From the evolutionary point of view, arthropod hemocyanins, arthropod phenol oxidases, crustacean pseudohemocyanins, and other insect storage hexamerins are closely related [24], which actually come into a protein superfamily. Hemocyanins are generally a kind of copper-containing proteins, consistent with our observations that 1 mM Cu2+ can significantly (p < 0.05, t test) enhance the ABTS oxidase activity of Hemo1 (Fig. 6). The oxidase activity of many hemocyanins indeed requires activation by detergent or partial proteolysis [24]. However, the native crustacean hemocyanins would exhibit the oxidase activities without adding any detergent or proteolysis [14]. Similarly, the ABTS oxidase activity of Hemo1 from C. formosanus did not require any activation processing by SDS treatment to enhance its activity.
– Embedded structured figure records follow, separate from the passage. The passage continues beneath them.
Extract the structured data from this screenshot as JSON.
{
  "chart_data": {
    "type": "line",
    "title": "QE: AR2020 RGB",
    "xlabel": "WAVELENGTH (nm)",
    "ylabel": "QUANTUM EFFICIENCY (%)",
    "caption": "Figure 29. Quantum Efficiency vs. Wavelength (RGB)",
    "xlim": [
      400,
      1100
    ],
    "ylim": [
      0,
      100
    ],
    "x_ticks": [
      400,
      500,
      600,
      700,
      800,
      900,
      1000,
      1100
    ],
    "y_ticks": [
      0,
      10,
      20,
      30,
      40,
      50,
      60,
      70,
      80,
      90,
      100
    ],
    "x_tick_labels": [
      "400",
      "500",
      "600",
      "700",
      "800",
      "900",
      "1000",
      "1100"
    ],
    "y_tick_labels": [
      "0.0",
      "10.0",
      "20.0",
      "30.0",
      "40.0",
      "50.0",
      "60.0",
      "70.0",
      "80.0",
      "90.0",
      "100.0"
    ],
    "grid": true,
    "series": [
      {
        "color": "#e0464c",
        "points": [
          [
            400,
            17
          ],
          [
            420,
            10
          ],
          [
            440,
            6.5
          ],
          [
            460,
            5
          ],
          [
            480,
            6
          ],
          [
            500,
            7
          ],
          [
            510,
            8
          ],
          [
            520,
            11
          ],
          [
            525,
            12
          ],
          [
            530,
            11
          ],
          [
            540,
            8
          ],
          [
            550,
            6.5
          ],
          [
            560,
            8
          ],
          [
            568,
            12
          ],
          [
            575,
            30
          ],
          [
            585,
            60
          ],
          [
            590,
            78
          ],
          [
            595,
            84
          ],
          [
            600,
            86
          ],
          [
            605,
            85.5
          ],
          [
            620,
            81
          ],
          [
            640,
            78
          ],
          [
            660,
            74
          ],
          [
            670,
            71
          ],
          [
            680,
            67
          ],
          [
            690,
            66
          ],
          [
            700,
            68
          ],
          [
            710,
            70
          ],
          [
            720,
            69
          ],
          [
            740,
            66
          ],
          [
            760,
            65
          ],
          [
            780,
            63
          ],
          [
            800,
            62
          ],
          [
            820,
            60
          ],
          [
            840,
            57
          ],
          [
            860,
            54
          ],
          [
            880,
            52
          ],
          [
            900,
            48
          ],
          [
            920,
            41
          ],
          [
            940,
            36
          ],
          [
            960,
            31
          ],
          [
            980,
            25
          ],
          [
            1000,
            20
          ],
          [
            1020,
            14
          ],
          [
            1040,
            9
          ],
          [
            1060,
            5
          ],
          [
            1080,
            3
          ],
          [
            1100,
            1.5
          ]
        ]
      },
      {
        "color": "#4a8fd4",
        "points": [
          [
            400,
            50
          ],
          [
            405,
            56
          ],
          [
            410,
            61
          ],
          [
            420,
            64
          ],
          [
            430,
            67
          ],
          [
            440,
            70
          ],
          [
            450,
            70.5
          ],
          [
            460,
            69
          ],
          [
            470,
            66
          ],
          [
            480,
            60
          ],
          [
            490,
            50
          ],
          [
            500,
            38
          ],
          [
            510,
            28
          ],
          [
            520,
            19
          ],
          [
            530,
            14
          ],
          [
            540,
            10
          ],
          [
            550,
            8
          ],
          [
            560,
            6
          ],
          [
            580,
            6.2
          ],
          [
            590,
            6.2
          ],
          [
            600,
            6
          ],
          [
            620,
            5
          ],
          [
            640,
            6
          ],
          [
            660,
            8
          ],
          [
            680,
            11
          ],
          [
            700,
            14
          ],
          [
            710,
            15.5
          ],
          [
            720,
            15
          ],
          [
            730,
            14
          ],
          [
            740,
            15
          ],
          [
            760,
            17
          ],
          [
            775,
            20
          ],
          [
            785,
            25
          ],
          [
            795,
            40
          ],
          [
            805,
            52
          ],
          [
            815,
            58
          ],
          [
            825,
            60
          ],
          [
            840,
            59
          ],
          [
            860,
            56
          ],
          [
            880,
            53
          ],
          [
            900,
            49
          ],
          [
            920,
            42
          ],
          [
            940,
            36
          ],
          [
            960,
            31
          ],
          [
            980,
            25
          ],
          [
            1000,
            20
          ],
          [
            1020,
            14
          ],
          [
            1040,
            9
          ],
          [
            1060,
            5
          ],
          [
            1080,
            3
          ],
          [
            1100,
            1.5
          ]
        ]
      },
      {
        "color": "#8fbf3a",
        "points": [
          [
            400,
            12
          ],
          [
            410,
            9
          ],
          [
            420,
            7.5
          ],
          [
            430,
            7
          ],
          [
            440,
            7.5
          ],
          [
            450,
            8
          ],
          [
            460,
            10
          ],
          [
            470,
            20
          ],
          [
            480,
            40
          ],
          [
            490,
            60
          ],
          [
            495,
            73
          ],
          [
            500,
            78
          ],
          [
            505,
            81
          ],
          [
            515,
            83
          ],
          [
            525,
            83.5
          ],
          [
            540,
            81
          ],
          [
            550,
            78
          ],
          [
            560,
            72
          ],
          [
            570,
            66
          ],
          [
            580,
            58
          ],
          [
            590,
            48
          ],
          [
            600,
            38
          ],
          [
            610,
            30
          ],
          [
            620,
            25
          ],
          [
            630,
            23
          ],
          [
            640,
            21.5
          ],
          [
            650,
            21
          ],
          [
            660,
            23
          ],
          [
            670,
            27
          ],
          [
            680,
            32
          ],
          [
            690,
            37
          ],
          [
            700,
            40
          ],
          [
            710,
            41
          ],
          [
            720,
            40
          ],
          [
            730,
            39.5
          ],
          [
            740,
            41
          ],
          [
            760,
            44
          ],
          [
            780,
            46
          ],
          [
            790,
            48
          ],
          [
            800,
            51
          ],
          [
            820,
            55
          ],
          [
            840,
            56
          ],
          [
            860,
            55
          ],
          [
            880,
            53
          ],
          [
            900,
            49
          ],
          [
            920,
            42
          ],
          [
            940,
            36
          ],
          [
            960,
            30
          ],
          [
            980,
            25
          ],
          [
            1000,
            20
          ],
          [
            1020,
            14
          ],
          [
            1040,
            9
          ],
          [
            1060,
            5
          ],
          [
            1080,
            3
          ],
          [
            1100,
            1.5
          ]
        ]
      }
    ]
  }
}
The limited chelating effect of EDTA to the activities of Hemo1 in Fig. 6 was probably due to the low pH value (2.5) greatly limiting its chelating effect, the interference of glycine buffer to EDTA, as well as the intrinsic stable binding between Hemo1 and copper ions.

Annotations of the mRNA sequence databases of C. formosanus and other wood-feeding termites, such as R. flavipes and Zootermopsis nevadensis, reveal that there are at least two hemocyanin-like proteins in these wood-feeding insects [25, 26], which suggested that hemocyanins indeed exist in these kinds of wood-feeding termites, and their lignin-modification functions for biomass pretreatment might be prevalence [27]. However, it is not clear whether or not all of these hemocyanin-like proteins have the similar functions to degrade the recalcitrant lignin compounds in woody biomass. More studies are needed for better understanding of their biological functions, particularly for why the unique duplicated hemocyanins exist in these wood-feeding insects.

Wood-feeding termites are among the most efficient natural biomass deconstructing systems, which can utilize not only cellulose and hemicellulose polysaccharides, but also some aromatic lignin polymers with its unique enzyme complex [27, 28]. The novel lignolytic enzyme, Hemo1, may play a specific and inevitable role in the biomass pretreatment processing in the gut system of C. formosanus. Examination of lignolytic enzyme constitutes and their responsible functions in the wood-feeding termites, in order to identify the novel mechanisms in biomass pretreatment processing, may be the main focus in the future to develop the nature-inspired technology for further improving managed industrial processing in biomass conversion [27].